Analizabeth Doan, director of bilingual education in the Nogales Unified School District, said in a court hearing that the district is hampered by a lack of qualified teachers, classroom space and materials to fully implement programs that comply with state and federal regulations.

She said the state has provided no money or assistance.

Doan spoke for about three hours on the second day of a trial to determine whether the state is discriminating against limited-English students.

The 7-year-old class-action suit by Nogales parents is expected to wind up today in U.S.District Judge Alfredo Marquez’s chambers. It wants the court to order the state to provide more funding for bilingual programs.

Testing experts are set to testify about whether the state- mandated high school graduation test discriminates against limited- English students.

Although the Nogales district has the goal of making students literate in Spanish and English by graduation, the district has a hard time offering even the bare minimum – as most districts do throughout the state.

“We don’t have the programs in place to do that,” Doan said.

State law requires districts to offer one of three programs for limited-English students – bilingual education, English as a second language or individual education plans for schools with few limited- English students.

Teachers in bilingual education and English as a second language are required to have special licenses, called endorsements. Not all teachers have undergone the training.

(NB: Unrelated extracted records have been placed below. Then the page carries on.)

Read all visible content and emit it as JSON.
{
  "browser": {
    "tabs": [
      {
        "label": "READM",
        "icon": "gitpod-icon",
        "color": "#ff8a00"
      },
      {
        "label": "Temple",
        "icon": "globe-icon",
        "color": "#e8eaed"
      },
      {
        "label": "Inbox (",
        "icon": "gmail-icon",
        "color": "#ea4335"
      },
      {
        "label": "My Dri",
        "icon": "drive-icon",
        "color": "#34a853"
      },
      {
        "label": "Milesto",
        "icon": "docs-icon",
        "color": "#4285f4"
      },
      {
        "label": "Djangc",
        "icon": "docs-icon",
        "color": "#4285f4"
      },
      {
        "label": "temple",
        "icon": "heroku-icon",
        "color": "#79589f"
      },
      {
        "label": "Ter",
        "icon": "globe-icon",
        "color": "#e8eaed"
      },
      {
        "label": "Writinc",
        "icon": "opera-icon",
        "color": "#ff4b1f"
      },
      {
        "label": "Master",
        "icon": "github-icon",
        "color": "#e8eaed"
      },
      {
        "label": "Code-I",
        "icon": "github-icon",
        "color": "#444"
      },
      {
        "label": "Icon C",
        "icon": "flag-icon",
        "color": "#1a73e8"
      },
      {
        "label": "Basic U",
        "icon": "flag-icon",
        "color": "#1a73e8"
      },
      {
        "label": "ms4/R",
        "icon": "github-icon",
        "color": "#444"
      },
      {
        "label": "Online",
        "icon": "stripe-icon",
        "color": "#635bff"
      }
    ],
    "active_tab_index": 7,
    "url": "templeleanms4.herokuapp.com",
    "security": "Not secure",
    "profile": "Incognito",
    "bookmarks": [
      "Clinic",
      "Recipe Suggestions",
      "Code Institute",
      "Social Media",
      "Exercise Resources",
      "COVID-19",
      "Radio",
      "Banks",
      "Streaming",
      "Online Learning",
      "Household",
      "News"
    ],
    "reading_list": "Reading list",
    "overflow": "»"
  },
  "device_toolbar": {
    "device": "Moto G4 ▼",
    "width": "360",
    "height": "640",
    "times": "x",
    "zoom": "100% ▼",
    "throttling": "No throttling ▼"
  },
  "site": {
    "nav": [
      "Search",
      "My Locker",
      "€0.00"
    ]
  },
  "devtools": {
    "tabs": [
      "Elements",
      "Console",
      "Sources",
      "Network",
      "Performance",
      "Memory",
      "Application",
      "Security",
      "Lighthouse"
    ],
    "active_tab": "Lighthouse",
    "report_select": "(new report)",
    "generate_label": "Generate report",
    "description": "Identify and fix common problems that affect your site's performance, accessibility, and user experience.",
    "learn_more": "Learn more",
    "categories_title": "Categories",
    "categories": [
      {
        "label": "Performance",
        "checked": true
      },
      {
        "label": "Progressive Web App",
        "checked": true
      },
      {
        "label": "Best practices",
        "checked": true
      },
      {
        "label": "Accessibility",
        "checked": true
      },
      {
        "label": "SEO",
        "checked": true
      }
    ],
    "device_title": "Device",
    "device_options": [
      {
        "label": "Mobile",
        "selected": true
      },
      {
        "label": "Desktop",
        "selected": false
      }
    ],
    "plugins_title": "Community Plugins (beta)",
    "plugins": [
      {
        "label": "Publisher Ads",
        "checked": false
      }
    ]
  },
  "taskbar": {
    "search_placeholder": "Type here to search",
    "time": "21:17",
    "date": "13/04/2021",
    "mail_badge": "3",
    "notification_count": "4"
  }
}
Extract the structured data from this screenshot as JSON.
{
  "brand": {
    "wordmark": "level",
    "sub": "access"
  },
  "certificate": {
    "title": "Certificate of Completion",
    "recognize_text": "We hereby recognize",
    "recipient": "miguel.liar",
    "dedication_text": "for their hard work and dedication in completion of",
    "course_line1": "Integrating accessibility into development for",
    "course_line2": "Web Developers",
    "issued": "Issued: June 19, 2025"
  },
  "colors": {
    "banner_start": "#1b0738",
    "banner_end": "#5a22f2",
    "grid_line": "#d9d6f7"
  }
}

The majority of Nogales students are classified as limited- English. More than 75 percent of new elementary pupils are limited- English, while about 70 percent of high schoolers are limited- English.

Nogales provides bilingual education in the elementary grades and English as a second language in middle and high schools, where the program is reserved mostly for newcomers, Doan said.

Nogales has lost between 40 and 60 qualified teachers in five years to other districts that recruit the teachers because of their training and offer them more money. The Nogales district pays teachers with endorsements $2,000 extra per year but still can’t keep them.

It currently lacks about 160 qualified teachers – more than half of its teaching staff, Doan said.

Up until this summer, the Nogales district required newly hired teachers to obtain endorsements within three years. It dropped the requirement because it put an extra burden on the teachers.

“Our pool will never be complete,” Doan said.

The only extra funding districts throughout the state receive is $150 per limited-English student. But that isn’t enough to cover all of the needs, Doan said.

Every year, Doan requests a budget of about $500,000 to $700,000, which she says is needed for a quality program. She receives $16,000.

“It’s a wish list every year,” Doan said.